On our second day in Johannesburg, the Monarch Hotel’s concierge coordinated a driver for us to visit many of the city’s cultural museums and historical sites. I had to laugh at Brenden’s reaction when he realized we would be taking a Mercedes to the township of Soweto, but the hotel staff assured us we would be safe.
Our first stop was the Apartheid Museum near Gold Reef city. We spent well over an hour at the museum learning the timeline and events that defined South Africa during the Apartheid era. Detailed throughout the exhibit were all the trials and tribulations of the country and its people. We were incredibly impressed with how well the museum was curated to tell the story through interesting exhibits.

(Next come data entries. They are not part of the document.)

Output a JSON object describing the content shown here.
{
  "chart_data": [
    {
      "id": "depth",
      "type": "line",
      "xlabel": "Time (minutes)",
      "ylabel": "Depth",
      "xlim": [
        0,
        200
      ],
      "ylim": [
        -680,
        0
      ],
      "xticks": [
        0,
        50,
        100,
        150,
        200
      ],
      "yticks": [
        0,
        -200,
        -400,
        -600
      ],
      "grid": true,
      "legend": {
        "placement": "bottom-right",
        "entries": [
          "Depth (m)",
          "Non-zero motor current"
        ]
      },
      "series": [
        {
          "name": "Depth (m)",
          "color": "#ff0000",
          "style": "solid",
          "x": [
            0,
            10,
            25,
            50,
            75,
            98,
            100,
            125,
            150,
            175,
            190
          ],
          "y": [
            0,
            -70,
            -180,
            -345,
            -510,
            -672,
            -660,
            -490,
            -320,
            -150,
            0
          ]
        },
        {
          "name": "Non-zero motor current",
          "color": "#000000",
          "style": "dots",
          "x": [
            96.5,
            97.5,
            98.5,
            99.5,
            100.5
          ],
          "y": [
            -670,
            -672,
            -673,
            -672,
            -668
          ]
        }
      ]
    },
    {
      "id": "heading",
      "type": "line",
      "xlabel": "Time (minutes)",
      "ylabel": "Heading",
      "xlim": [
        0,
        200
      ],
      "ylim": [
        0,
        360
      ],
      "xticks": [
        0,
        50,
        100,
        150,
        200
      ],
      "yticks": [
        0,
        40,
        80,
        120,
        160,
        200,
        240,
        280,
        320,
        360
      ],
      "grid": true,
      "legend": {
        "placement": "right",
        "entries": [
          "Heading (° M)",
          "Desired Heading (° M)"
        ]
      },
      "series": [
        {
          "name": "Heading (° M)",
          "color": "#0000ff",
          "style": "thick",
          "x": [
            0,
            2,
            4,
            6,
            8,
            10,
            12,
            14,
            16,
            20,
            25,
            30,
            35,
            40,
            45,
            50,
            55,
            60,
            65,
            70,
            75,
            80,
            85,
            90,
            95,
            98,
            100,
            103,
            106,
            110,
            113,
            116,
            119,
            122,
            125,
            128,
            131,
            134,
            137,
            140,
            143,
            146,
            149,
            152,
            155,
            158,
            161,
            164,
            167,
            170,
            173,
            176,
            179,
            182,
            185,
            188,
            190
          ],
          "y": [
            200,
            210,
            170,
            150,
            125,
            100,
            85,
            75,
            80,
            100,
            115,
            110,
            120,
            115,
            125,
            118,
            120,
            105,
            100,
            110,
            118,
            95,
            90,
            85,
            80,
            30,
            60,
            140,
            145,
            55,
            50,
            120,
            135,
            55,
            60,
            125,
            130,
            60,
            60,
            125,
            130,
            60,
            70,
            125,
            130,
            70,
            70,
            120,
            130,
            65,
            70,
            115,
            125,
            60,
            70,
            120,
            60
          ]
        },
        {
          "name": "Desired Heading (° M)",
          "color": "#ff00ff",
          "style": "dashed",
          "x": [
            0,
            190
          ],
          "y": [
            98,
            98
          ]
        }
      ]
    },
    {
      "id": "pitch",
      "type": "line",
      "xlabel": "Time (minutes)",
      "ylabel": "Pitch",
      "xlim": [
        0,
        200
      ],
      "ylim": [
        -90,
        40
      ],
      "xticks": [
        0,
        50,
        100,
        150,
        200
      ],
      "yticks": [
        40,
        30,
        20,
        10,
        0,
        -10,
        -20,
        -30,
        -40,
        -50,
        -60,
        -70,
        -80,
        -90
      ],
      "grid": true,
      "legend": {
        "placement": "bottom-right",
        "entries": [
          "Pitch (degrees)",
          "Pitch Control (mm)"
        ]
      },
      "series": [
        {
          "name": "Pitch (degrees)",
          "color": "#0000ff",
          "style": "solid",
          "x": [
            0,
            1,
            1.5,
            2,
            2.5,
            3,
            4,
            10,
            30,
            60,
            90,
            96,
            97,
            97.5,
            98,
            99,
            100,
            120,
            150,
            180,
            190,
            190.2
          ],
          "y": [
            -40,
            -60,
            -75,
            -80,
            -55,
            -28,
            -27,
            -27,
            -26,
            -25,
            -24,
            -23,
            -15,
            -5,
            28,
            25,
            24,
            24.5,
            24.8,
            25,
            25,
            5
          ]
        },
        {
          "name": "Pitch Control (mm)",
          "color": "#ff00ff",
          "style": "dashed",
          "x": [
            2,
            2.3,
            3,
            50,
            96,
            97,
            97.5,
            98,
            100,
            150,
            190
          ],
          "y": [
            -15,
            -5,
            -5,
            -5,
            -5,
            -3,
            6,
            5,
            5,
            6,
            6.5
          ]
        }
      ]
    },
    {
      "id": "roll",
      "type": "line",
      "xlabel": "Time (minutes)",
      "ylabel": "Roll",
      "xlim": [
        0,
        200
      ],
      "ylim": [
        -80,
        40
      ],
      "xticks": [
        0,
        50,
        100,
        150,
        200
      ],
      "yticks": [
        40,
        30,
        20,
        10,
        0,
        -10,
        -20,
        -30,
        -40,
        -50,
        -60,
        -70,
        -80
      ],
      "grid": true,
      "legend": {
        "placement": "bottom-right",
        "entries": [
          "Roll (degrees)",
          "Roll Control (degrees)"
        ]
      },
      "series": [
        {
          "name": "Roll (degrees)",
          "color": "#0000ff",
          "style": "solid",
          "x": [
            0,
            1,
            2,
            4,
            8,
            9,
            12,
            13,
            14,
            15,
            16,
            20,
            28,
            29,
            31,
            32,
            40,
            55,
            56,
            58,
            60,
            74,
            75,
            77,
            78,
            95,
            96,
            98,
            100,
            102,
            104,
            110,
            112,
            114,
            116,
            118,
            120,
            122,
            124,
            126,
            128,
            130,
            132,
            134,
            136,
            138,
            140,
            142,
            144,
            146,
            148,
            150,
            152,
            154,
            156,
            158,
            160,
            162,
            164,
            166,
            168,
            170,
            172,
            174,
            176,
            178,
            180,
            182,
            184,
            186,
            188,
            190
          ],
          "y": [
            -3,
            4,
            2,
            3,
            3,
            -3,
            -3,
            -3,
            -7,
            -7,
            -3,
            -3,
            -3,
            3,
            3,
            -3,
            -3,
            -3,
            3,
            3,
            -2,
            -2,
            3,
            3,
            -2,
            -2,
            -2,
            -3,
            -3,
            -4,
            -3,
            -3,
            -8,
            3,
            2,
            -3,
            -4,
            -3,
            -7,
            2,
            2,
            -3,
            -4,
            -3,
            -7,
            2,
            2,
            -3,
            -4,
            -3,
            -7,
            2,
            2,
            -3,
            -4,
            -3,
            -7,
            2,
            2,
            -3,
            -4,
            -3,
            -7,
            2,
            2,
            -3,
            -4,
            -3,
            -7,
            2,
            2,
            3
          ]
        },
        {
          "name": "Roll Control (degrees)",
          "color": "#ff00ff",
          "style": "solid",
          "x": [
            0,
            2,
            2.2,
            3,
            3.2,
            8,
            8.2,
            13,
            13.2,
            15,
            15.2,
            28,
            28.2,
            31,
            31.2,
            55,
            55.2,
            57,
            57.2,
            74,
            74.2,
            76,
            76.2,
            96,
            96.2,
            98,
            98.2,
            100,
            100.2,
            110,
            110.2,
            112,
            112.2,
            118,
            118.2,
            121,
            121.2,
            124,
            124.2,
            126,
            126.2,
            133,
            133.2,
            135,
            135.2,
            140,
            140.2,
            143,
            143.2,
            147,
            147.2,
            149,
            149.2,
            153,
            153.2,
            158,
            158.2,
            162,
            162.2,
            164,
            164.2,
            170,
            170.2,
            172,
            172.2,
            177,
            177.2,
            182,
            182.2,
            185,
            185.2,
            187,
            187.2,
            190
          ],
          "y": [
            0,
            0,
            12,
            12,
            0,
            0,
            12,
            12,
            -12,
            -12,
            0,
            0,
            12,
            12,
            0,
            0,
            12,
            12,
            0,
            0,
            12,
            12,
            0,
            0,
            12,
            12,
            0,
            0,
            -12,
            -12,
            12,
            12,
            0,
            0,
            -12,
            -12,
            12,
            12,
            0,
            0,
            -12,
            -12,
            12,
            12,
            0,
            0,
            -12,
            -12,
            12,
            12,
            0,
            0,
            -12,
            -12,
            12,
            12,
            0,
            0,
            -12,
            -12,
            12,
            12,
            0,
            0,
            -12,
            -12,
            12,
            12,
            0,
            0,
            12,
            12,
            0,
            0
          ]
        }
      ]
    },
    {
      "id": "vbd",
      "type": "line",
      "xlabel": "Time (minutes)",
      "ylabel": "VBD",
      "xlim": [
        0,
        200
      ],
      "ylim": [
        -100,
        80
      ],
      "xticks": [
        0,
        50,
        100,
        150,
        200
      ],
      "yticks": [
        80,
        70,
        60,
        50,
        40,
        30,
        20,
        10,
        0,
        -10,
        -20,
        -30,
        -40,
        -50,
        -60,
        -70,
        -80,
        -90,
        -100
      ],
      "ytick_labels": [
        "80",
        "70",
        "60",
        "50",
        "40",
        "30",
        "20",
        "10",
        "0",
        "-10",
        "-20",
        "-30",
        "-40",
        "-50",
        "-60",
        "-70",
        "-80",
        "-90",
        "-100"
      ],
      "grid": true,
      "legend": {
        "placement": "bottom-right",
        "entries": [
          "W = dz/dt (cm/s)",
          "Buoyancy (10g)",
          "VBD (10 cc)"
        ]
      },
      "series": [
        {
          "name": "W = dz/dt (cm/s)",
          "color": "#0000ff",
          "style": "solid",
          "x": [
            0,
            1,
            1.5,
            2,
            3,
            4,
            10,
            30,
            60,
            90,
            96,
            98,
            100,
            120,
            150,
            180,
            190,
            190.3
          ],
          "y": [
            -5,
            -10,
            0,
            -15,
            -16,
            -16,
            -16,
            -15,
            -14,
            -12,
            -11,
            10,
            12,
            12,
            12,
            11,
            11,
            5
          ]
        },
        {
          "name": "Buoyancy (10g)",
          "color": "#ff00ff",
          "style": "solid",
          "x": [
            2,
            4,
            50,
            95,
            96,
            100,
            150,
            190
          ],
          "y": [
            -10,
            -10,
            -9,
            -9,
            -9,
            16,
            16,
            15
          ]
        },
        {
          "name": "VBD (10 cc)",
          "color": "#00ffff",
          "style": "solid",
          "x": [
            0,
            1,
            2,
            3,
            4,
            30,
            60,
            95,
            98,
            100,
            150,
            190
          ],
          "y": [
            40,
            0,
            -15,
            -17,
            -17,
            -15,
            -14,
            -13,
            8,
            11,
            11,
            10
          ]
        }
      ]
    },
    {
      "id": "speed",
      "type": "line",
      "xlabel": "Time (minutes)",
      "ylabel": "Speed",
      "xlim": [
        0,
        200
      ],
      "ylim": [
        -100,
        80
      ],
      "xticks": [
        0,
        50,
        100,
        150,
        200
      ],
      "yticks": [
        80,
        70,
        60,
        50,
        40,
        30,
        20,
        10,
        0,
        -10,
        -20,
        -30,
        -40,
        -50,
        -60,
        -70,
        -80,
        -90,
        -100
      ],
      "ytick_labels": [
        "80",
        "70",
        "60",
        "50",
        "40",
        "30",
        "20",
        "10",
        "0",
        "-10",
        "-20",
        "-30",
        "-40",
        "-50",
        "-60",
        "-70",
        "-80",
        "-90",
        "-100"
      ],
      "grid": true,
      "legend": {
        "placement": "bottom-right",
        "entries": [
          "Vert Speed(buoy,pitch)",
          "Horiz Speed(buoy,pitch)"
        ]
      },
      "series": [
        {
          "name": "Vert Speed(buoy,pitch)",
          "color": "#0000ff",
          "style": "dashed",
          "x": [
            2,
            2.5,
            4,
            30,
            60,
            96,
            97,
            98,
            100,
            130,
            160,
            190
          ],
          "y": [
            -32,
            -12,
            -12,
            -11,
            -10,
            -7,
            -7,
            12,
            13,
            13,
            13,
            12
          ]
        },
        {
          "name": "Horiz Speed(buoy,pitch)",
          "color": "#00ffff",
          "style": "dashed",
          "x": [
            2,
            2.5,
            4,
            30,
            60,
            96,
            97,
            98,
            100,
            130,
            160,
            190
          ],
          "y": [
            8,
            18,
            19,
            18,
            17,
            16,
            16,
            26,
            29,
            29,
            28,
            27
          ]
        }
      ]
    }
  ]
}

From the Apartheid museum, we made our way past the football/soccer stadium that was built for the 2010 World Cup and then onto the township of Soweto. We drove through several sections of Soweto, which as Brenden explained to me, showed vast improvement in infrastructure and safety since Brenden’s last visited as a boy.
Located in a section of Soweto called, Orlando West, is Nelson Mandela’s former home, now the museum, Mandela House. We took a 20 minute tour around the home with a knowledgeable guide that provided detailed stories of the historical significance of the house during the apartheid.
Just around the corner from Mandela’s home was the experience Brenden was looking forward to the entire day, enjoying the local ‘brew’ at a Shebeen. The beer is made from maze and aptly named “Joburg” beer. This was a true local experience for us as we sat with one of the friendly locals, who had clearly started the party well before our arrival. We would definitely recommend tasting the beer just to check it off your list, but it likely won’t end up in your fridge at home. Both Brenden and I would probably rate it as one of our least favorite beers. It was served warm/room temperature and had a strong sour/bitter flavor with a lasting after taste. My favorite is the warning on the carton “DON’T DRINK AND WALK ON THE ROAD, YOU MAY BE KILLED”.
From here we made our way through the traffic to the other side of Johannesburg to visit Liliesleaf in the suburb of Rivonia. Liliesleaf, known as “A place of liberation” was a suburban house which became the place of refuge for leaders of the liberation struggle to debate politics and military policy to overthrow the apartheid regime. The home and spacious grounds are now a museum with many dynamic and interactive exhibits to convey the stories of the past.
After a full day of touring the city and learning so much about the history of this great country, we went back to the Monarch Hotel where we sat outside in the peaceful courtyard for a nice drink and a small bite to eat. A perfect ending to a wonderful day in Johannesburg.